Jean's scowl simply intensified, because she agreed, but... #We haven't got anything we can go to the authorities with,# she said. #Your memories aren't specific enough and aren't of him doing anything illegal. We can't prove he was behind the theft in Madripoor, and even if we could, Chris is a pirate. Are the authorities going to care?# She eyed Haveford up and down, and as distasteful as she found him, they had to draw the line somewhere. #Unless we're stopping him, he walks away from this one.#

"Maybe he should walk," Scott said, almost under his breath. He hadn't meant to say it aloud; Chris looked at him, raising an eyebrow, and Scott managed a very tight smile. "Plenty of gas in the helicopter's tank, right?"

"Right," Chris said, not quite warily. His eyes had narrowed.

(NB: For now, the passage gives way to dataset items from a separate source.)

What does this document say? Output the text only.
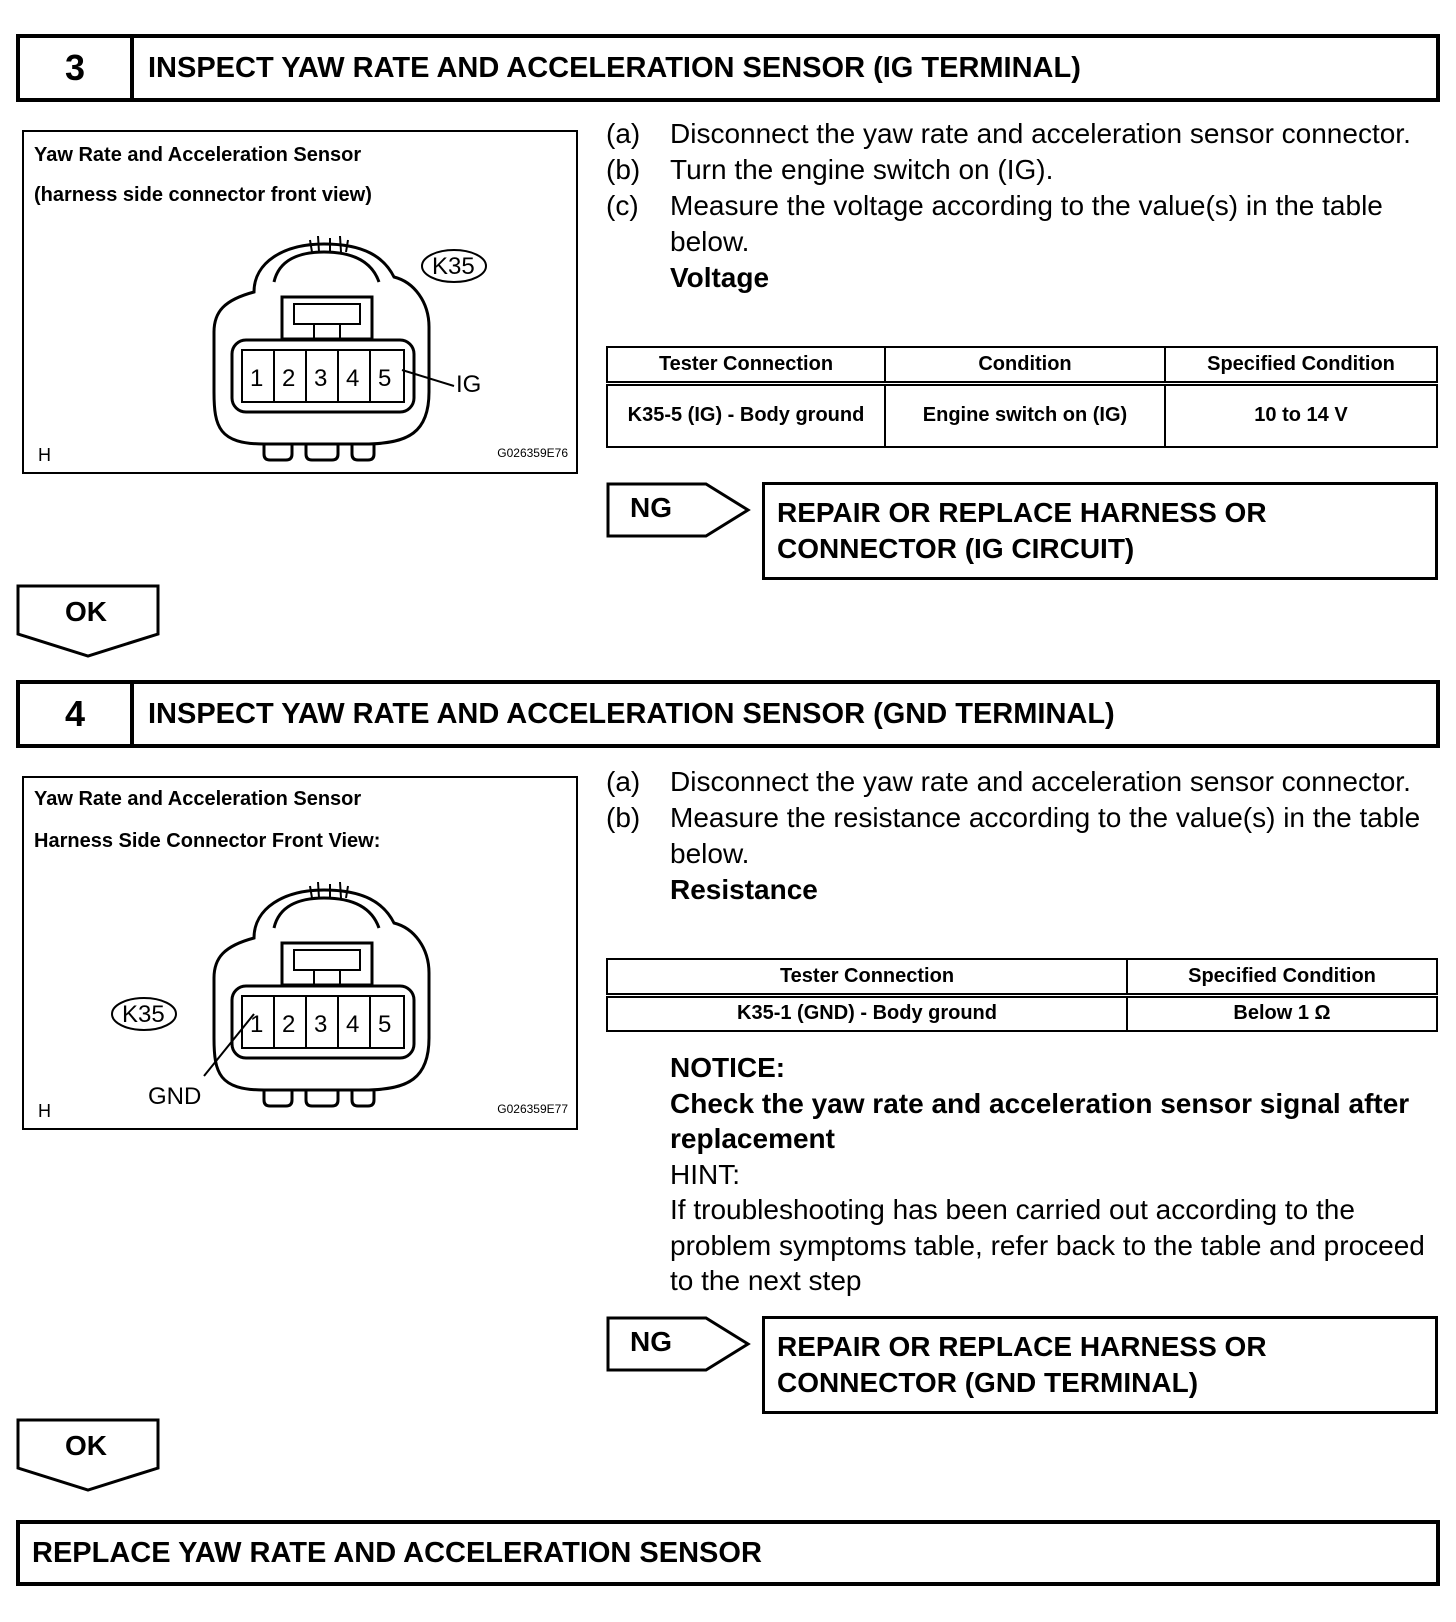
3	INSPECT YAW RATE AND ACCELERATION SENSOR (IG TERMINAL)
Yaw Rate and Acceleration Sensor
(harness side connector front view)
1 2 3 4 5
K35
IG
H	G026359E76
(a)	Disconnect the yaw rate and acceleration sensor connector.
(b)	Turn the engine switch on (IG).
(c)	Measure the voltage according to the value(s) in the table below.
Voltage
Tester Connection	Condition	Specified Condition
K35-5 (IG) - Body ground	Engine switch on (IG)	10 to 14 V
NG	REPAIR OR REPLACE HARNESS OR
CONNECTOR (IG CIRCUIT)
OK
4	INSPECT YAW RATE AND ACCELERATION SENSOR (GND TERMINAL)
Yaw Rate and Acceleration Sensor
Harness Side Connector Front View:
1 2 3 4 5
K35
GND
H	G026359E77
(a)	Disconnect the yaw rate and acceleration sensor connector.
(b)	Measure the resistance according to the value(s) in the table below.
Resistance
Tester Connection	Specified Condition
K35-1 (GND) - Body ground	Below 1 Ω
NOTICE:
Check the yaw rate and acceleration sensor signal after replacement
HINT:
If troubleshooting has been carried out according to the problem symptoms table, refer back to the table and proceed to the next step
NG	REPAIR OR REPLACE HARNESS OR
CONNECTOR (GND TERMINAL)
OK
REPLACE YAW RATE AND ACCELERATION SENSOR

"So. Let's drop him out there." Scott gestured at the rest of the mountains of the Crocker Range, stretching southward from where they stood. Despite the smile, there was something very cold about the expression in his real eye. "No roads, remember? Make the son of a bitch walk out of here. Maybe he'll luck out and find a flower to eat that actually works."

"That," Haverford said, heaving himself to his feet, "is very petty, Scott."

Scott shrugged. And hit him again.

"Petty punishment for a petty thief," Jean said, grinning brightly at the groaning blond. "I like this plan. A lot. A lot a lot. One of your better plans, I'd say. Can I drop him out of the helicopter from two hundred feet up? He won't hit the ground too hard, I promise."

"I see why the two of you didn't want me to shoot him," Chris said mildly. "Too quick, right?"

Scott's conscience put up a token protest; he told it to shut up. Having to walk out of here wasn't going to hurt Haverford, and maybe it was the whole body-snatching experience catching up with him, but he really was not the mood to be the better man right now.

Jean didn't say anything directly, simply moved forward to lay her hand on Scott's shoulder, leaning into him slightly as she gazed at Haverford, who'd elected to stay on the ground this time rather than risk getting punched a third time. There was already an impressive bruise beginning to show on his jaw, and she had not one lick of sympathy.

"Get up, Robert," she said with a sigh. "You can contemplate the inadvisability of dragging us into your next crazy scheme on your hike back to civilization. Look at it this way: you clearly paid good money for those boots, now you can get some proper use out of them." Her smile was not at all charming.